Hoy hace tres años iniciamos un viaje que cambiaría para siempre
nuestras vidas.
El viaje y sus momentos, cuando los evoco, consiguen todavía
erizarme la piel porque no sólo son imágenes sino sensaciones que vuelven a hacer volar mariposas en mi
estómago y hormiguillas por debajo de la
piel, algo inolvidable casi minuto a minuto.
Así de intenso fue.
Recuerdo vivamente el encuentro en el aeropuerto de Astaná aquella madrugada del 9 de Octubre, con los que serían nuestros compañeros en la ciudad donde estaban nuestros hijos durante todo el tiempo que estuvimos allí.
Aquella carretera sin fin hasta la casa cuna, el pellizco en el estómago por los nervios, los olores, los sabores, la luz y los paisajes, las caras anónimas en las que buscábamos cómo serían nuestros hijos de mayores, rasgos hasta entonces desconocidos que de golpe se volvieron desde entonces familiares.
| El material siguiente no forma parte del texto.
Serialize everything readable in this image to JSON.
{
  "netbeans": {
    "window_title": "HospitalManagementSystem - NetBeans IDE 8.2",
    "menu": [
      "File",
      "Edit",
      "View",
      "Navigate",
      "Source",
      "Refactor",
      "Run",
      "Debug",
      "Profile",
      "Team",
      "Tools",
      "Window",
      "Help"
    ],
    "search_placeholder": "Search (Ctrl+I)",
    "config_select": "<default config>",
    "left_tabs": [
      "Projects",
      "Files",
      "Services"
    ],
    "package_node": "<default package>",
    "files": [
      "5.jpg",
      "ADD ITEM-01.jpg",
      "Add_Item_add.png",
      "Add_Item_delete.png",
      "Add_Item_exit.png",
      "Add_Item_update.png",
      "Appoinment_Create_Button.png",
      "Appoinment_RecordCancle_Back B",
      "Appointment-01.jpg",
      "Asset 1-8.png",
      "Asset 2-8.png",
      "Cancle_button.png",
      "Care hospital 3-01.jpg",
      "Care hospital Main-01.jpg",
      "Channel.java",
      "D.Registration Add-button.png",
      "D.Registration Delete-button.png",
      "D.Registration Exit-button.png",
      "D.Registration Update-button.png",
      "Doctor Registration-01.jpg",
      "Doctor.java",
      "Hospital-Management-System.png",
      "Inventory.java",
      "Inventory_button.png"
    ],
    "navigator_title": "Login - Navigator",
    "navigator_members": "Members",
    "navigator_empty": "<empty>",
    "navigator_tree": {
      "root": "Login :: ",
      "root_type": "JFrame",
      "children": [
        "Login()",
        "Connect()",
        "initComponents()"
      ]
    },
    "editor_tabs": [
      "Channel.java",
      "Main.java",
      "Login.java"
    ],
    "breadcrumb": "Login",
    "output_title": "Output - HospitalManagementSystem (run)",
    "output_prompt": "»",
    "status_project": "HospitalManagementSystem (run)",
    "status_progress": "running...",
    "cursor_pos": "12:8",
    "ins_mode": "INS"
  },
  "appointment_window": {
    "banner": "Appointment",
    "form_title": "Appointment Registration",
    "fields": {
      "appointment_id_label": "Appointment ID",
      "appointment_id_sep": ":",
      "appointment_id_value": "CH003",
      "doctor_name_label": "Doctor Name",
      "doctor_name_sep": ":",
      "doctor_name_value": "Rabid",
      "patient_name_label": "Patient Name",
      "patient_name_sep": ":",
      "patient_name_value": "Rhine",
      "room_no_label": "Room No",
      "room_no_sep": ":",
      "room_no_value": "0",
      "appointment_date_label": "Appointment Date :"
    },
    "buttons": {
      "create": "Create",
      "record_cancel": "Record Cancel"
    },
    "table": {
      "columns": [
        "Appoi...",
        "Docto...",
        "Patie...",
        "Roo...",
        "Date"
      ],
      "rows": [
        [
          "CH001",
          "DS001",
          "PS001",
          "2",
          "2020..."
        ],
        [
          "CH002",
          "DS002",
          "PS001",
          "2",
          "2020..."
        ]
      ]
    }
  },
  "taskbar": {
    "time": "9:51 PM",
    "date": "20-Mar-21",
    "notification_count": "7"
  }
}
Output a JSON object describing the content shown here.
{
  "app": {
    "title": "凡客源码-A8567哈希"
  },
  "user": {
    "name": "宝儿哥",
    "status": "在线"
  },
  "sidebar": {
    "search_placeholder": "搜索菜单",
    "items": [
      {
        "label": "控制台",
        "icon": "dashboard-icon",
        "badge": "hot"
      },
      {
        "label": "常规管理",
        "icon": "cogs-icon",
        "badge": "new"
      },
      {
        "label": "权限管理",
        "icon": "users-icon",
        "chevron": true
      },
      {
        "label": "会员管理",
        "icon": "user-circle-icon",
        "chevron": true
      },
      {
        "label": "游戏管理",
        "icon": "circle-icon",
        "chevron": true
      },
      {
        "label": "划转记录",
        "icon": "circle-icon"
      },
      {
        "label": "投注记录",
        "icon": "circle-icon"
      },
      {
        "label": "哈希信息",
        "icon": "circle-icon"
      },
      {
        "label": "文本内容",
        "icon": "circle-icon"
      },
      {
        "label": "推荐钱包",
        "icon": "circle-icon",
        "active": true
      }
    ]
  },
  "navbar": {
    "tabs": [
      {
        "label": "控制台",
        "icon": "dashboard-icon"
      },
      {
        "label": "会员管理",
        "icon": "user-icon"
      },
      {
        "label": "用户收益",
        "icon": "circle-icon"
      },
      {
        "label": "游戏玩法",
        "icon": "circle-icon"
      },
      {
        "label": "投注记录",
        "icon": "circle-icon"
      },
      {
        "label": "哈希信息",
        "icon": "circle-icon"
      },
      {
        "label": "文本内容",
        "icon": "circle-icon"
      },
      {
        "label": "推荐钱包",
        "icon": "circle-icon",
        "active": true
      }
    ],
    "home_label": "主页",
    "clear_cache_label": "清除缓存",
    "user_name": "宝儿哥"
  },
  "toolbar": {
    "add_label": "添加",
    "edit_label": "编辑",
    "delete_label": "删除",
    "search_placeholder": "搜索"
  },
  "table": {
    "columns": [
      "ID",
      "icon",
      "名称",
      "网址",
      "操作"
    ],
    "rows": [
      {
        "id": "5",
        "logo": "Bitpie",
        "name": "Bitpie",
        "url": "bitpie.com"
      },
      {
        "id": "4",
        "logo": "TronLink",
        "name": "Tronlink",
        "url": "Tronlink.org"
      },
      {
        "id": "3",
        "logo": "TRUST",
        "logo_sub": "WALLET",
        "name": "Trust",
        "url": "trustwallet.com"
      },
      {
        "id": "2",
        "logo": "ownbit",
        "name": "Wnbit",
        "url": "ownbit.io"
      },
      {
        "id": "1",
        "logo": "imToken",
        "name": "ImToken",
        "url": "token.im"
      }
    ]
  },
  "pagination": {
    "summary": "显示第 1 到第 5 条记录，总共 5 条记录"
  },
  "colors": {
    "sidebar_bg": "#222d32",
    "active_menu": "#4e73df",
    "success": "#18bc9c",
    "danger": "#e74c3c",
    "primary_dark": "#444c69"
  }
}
El encuentro con nuestros hijos, tantas emociones, tanto miedo, tantos nervios y las visitas, los
encuentros programados, cortos demasiado cortos.
Los orfanatos, los edificios y sus instalaciones por dentro y
por fuera y las personas que allí trabajaban, toda gente buena; los niños, los
nuestros y los que allí se quedaron…quien sabe qué será de ellos ¿hasta cuándo estarían allí...?
Aquellas casas llenas de niños. El silencio de sus
pasillos y sus escaleras, el olor a comida que lo impregnaba todo desde primera hora de la
mañana, siempre el mismo y extraño olor, en los dos orfanatos, cada día, todo el
rato.
Aquel tiempo que vivimos allí pasé mucho miedo, un miedo
visceral, ¡tantas cosas dependían de tanta gente extraña! Pero hoy no recuerdo – porque no quiero- nada que me empañe mi tiempo en Kazakstán, porque hoy es tiempo de
celebrar una nueva familia que se creó entonces en aquel país de mis sueños, un
tiempo que pese a todo volvería a vivir minuto a minuto.